Tragiczny wypadek na autostradzie A4. 33-letni kierowca “golfa” podróżował pod prąd. Doprowadził do dwóch wypadków, w tym jeden skończył się tragicznie.
27 lipca, około godziny 3:30 na autostradzie A4, doszło do wypadku drogowego z udziałem trzech pojazdów, w którym zginęła 57-letnia kobieta. Policjanci z udziałem prokuratora przez kilka godzin prowadzili oględziny na miejscu zdarzenia, zorganizowano objazdy, ponieważ jezdnia była zablokowana.
Wstępnie ustalono, że 33-latek, kierujący samochodem marki VW Golf na węźle Balice wjechał – pod prąd – na jezdnię prowadzącą w kierunku Katowic. Na 406 kilometrze autostrady volkswagen zderzył się z dostawczym samochodem Iveco, po czym uderzył w bariery energochłonne, a następnie zderzył się z osobowym suzuki.

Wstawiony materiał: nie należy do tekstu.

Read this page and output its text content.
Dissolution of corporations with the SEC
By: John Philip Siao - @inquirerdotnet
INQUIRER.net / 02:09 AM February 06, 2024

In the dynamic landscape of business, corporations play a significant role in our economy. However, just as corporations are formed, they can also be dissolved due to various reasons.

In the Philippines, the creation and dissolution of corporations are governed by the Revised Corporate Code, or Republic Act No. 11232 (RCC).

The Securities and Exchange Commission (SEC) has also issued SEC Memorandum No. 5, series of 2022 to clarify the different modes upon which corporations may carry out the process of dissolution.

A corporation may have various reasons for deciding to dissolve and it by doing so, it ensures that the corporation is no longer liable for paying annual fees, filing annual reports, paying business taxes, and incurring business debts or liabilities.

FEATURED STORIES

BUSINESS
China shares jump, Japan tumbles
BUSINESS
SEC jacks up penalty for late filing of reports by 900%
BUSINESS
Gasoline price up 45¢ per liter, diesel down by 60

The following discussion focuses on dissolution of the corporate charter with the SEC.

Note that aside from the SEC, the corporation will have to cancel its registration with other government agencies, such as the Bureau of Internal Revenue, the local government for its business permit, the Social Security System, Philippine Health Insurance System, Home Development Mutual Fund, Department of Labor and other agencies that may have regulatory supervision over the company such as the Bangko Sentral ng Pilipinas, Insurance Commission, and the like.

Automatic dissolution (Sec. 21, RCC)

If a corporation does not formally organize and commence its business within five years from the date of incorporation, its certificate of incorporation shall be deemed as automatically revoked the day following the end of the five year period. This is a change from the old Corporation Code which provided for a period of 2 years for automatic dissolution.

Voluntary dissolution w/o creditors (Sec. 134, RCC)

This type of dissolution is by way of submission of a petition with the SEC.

Kierująca samochodem suzuki poniosła śmierć na miejscu, natomiast pasażer tego auta – z niezagrażającymi życiu urazami – został przewieziony do szpitala. Pozostali uczestnicy wypadku nie odnieśli poważniejszych obrażeń.Kierowcę volkswagena przebadano urządzeniem elektronicznym – był trzeźwy. Pobrano mu krew do dalszych badań na zawartości alkoholu i podobnie działających substancji. Policjanci zatrzymali jego prawo jazdy.
Śledczy podjęli także decyzję o zatrzymaniu kierowcy, został on przebadany przez lekarzy i obecnie przebywa na obserwacji psychiatrycznej.
Śledztwo w tej sprawie prowadzić będzie Prokuratura Rejonowa Kraków – Prądnik Biały.